Resonance and bridge collapses
I remember the discussion of resonance from physics class a long time ago because of the illustration of the collapse of the Tacoma Narrows Bridge which was presented as a result of resonance resulting in part from the fact that the bridge's two suspended spans were the same length.
According to this site some engineers question the relevance of the resonance issue.
I noticed something interesting about the recent collapse of the I-35W bridge in Minneapolis. The west most 4 lanes were carrying traffic. The next segment of 4 lanes, of presumably equal width, were having concrete removed. Then there were another 4 lanes of traffic and the final 4 lanes were having concrete removed. The Minneapolis Star Tribune has reported that workers told a local police officer that they had noticed the bridge was wobbling and the wobble was increasing with each layer of concrete removed.

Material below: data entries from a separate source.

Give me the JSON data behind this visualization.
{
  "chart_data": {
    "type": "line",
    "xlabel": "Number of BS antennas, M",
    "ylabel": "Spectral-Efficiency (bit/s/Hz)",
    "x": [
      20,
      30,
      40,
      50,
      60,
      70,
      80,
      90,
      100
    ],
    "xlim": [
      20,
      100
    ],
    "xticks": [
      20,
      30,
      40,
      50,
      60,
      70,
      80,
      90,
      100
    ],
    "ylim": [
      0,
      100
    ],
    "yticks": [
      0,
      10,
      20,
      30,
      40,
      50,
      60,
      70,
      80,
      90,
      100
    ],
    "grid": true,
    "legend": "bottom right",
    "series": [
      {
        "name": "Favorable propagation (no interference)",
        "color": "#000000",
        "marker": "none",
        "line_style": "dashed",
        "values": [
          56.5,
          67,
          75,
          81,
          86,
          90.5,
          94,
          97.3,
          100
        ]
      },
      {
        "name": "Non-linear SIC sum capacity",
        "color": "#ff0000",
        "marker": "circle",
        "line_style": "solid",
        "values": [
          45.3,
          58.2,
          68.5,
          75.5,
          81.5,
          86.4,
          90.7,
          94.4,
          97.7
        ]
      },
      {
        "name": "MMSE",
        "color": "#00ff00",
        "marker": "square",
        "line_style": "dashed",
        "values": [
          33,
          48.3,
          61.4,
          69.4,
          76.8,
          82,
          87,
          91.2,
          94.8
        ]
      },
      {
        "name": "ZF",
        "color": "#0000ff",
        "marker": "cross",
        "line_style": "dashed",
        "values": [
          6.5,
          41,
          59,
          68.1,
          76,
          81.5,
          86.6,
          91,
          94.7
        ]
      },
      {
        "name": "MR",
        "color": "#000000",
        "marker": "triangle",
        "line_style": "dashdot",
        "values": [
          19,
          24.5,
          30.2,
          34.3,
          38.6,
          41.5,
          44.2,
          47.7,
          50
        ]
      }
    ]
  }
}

Could some type of resonance situation have occurred because of having two areas of equal width having traffic induced vibrations alternated with two equal width areas without such vibrations which were also becoming physically different? And if the bridge were close to falling apart anyway could this have reduced the bridge's stability making it more likely to fall?
Incidentally, if you think resonance is possible and have the appropriate academic credentials you might want to contact one of the news channels. You might also want to contact a trial lawyer or two about being a paid witness in one of the lawsuits that is likely to come from the collapse.

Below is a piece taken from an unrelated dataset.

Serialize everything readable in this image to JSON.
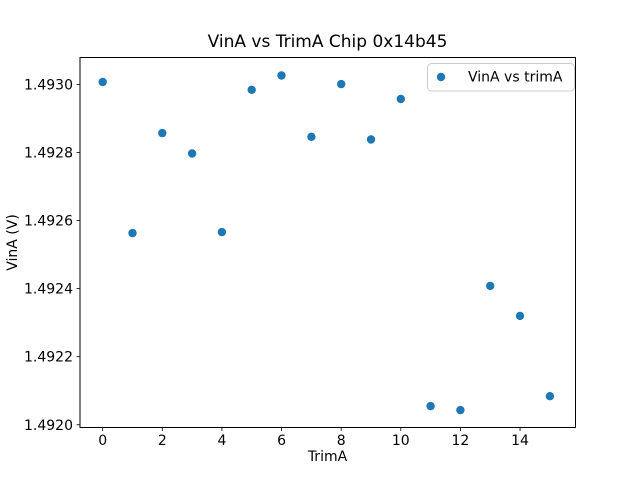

I am also curious about the degree to which the components pressing against each other might have helped keep the bridge standing. For example, the weight of the bridge might have kept the metal supports in place even though one of them may not have been actually attached to the pier upon which it was standing. The bridge fell like a house of cards and maybe that is because at the time it was held together more by physical forces than mechanical connections.
An engineer called into a talk radio program I was listening to on my way to work here in Minnesota, talking about resonance and the cumulative effects of those frequencies on the former bridge. He mentioned that a train was travelling near to the bridge at the time of the collapse, which I have not yet confirmed, but went on to talk about a similar concept of the bumper-to-bumper traffic and the collection of their vibrations along with the resonating movement of the passing train as a primary cause for the collapse. Of course it should be considered that the bridge was rated as "deficient" and affected by unrelated reconstruction of that transportation system.
I don't know.
Resonance is when you send a wave of vibration at certain frequency. Meaning eventually the waves would slowing move throughout the structure and causing it to first vibrate and then after a long enough time. The structure will violently shake until being ripped apart.
Resonance is equal throughout the entire structure or at least will be if given enough time.
The bridge was probably old and became unbalanced and finally reached it's limits.
Unless somehow there was a traffic jam on the bridge in which the cars where stuck on the bridge for a long time not moving and the shaking of all the engines combined created the perfected resonance frequency of the structure.
Who knows though.
You mean like Taucoma Narrows bridge natural frequency?
Be kind to yourself always.
I'd say they should look at the design of this bridge and the maintaniance of it also. They were working on it when it collapsed so that tells me there were already existing problems but with what I don't know. I think they will find that another problem happened, it wore out sooner that it was supposed to for it was built over 50 years ago and the loads then were far less than now.
There was a train with some of the rail cars crushed by a portion of the bridge.
Originally Posted by original
I don't recall seeing pictures of a bridge collapse with all the spans affected like this one except in one of the California earthquakes. The bridge fell like a "house of cards" as if the parts were essentially just "propped together" waiting for something to destabilize it.